The target of one volley – though the shots widely missed their mark – was Rabbi Jonathan Rosenblum, one of the preeminent representatives of the charedi world. He was harshly criticized in a magazine editorial for a column he penned in a different magazine wherein he sought a silver lining in the current political disenfranchisement of charedi parties in the Israeli government coalition.
Rabbi Rosenblum suggested that the current situation “affords new opportunities to meet our fellow Jews on the individual level” and that now that they know that “we no longer threaten them” in the political realm, “they may be more open… to getting behind the stereotypes that fuel the animus” against charedim in Israel. “On a one-to-one basis,” he suggested, “we can show them what Torah means to us, what we are prepared to sacrifice for it, and what it might mean for them as well.”
Astonishingly, the writer of those words was pilloried for that sentiment, and misrepresented, too, as having asserted that “the hatred secular Israelis have toward charedim is the fault of the hated rather than the haters” (which, of course, he never contended).
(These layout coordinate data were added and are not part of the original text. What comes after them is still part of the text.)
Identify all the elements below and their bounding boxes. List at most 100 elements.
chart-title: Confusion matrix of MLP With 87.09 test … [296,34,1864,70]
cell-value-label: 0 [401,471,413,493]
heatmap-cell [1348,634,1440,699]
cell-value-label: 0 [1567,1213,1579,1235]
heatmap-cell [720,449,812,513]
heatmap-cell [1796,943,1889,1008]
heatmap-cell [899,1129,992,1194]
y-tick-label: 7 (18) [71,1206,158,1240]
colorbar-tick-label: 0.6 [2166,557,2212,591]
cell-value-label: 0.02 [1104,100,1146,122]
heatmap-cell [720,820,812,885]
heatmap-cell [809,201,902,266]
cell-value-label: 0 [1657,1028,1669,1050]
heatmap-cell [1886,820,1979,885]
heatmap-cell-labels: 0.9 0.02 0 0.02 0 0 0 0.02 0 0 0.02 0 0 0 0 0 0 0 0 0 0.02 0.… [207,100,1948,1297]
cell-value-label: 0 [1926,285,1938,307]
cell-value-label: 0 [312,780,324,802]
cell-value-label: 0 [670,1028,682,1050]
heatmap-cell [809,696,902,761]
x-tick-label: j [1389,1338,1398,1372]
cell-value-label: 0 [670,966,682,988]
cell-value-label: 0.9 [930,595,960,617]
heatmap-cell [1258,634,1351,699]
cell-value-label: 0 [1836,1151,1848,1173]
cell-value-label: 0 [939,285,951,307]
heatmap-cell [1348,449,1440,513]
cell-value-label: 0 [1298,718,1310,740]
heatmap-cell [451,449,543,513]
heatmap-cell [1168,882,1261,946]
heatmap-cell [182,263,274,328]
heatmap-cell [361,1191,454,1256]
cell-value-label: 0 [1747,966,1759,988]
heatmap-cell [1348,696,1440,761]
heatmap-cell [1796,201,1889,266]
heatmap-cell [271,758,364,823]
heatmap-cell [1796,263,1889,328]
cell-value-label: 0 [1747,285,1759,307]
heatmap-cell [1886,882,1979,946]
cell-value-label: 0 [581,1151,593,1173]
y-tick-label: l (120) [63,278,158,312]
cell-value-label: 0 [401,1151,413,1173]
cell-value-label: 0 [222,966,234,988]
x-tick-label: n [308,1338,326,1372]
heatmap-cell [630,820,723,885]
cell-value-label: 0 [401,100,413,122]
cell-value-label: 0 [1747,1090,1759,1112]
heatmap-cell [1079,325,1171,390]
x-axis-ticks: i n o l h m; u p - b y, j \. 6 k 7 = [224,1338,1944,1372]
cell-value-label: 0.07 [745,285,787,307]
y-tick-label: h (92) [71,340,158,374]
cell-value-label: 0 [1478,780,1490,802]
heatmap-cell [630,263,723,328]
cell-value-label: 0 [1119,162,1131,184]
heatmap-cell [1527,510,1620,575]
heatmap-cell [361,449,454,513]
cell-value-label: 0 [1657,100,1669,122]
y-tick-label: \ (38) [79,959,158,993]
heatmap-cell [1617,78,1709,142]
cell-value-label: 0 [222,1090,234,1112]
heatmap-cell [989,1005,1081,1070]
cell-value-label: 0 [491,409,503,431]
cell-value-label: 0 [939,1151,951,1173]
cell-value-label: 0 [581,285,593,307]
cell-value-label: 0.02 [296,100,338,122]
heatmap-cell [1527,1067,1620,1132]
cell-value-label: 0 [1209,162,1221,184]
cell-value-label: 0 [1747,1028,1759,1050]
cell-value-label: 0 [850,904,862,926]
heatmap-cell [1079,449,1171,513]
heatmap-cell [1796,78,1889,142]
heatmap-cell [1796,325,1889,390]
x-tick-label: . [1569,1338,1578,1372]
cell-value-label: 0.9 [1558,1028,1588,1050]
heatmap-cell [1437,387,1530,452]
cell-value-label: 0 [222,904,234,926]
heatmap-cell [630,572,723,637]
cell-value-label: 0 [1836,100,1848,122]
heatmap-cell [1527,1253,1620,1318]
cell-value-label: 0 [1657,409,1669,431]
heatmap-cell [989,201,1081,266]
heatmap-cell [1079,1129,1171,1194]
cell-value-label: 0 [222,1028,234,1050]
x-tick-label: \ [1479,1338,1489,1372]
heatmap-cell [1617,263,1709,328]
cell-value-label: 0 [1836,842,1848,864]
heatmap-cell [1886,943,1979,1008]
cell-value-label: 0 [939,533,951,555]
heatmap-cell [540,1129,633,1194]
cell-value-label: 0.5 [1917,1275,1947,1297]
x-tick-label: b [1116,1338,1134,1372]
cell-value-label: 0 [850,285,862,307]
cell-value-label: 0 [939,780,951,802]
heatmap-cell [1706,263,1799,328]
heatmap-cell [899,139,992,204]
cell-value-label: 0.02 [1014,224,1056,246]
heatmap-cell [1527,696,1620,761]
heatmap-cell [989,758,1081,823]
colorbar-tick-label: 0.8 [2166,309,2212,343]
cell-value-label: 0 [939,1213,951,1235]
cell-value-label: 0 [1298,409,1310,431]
The censure of Rabbi Rosenblum continued in much the same vein, with the censurer lumping all non-charedi Israelis into one undifferentiated “secular” mass brimming with ideological hatred for religious Jews, and concluding that the only possible way to truly alleviate anti-charedi sentiment would be for charedim to abandon their beliefs and “adopt… the culture of the majority.”
To be sure, there are secular ideologues in Israel, and elsewhere, for whom Judaism itself is anathema. Rabbi Rosenblum knows that well, every bit as well as his attacker. But the vast majority of non-charedi Jews are not ideologues. Most Jews who may bear bias against their charedi fellow citizens do so because of anti-charedi propaganda – and the fact that they themselves have few if any positive personal interactions with charedim. It is precisely that latter unfortunate reality that Rabbi Rosenblum suggests charedim try to address.
Rabbi Rosenblum is a friend of mine, but I have not always agreed with him (nor he with me) on every issue; I would never hesitate to take issue with him if I felt it were warranted. But his straightforward, heartfelt and wise contention that religious Jews in Israel (and I’d extend it to those of us in America no less) would do well to seek opportunities for demolishing negative stereotypes about charedim is simply beyond any reasonable argument.
Two other Orthodox writers, members of what is often called the “Centrist” Orthodox world, were also strongly taken to task last week in a charedi newspaper. These targets, criticized by a respected columnist, were Rabbi Gil Student and Rabbi Harry Maryles, each of whom presides over a popular blog.
The columnist’s complaint was that the rabbinical bloggers did not see fit to condemn a third Centrist rabbi, a celebrated scholar whose reputation was, sadly, recently upended by the revelation that he had engaged in internet “sock puppetry” – the assumption of an alternate identity on the Internet. It was hardly the most scandalous of scandals but was still (as the culprit eventually admitted and apologized for) an act of subterfuge below someone of his scholarly stature.
Since the pretender had often posted, been quoted or been lauded on Rabbi Student’s and Rabbi Maryles’ blogs – the columnist contended – each of them needed to vociferously denounce him. That, because their blogs regularly link to stories in the general media that portray charedi Jews’ real or imagined crimes and misdemeanors, and because many comments appearing on each blog evidence clear animus for charedim. Why, the columnist asked, the double standard, the seeming readiness to extend mercy and the benefit of the doubt to a Centrist rabbi’s misdeeds but not to fallen charedim? The columnist, moreover, insinuated that Rabbis Maryles and Student themselves harbor ill will for charedim.
I cannot claim to be aware of everything (or even most things) that Rabbi Student or Rabbi Maryles have written. But what I have seen of the writings of each has never given me the impression that either man bears any such animus. They are not charedi themselves, to be sure, and I have disagreed with some of their stances. This is not fatal; indeed it is healthy, like all “arguments for the sake of Heaven.” But I don’t think it is reasonable to demand that they denounce someone whom each of them has looked to as a rabbinic authority. IMHO, as bloggers are wont to write – “in my humble opinion” – there was simply no need to pour salt into the wound here.
An important point, though, was registered by the columnist, and it is one that I hope Rabbi Maryles, Rabbi Student and, for that matter, the “charedi websites” alike all ponder well: Comments sections attract ill will, slander and cynicism like some physical materials do flies. While there are certainly responsible commenters out there, there are also many people with clearly too much time and too few compunctions. And it doesn’t strike me as outlandish to wonder if permitting the posting of cynical or vile comments is complicity in what such comments “accomplish.”
It’s a propitious time for talmidim, which we all are of our respective rabbaim, to do our best to ratchet up our “kovod zeh lazeh” – our proper honor for one another, even when we may be in disagreement. That can be done agreeably.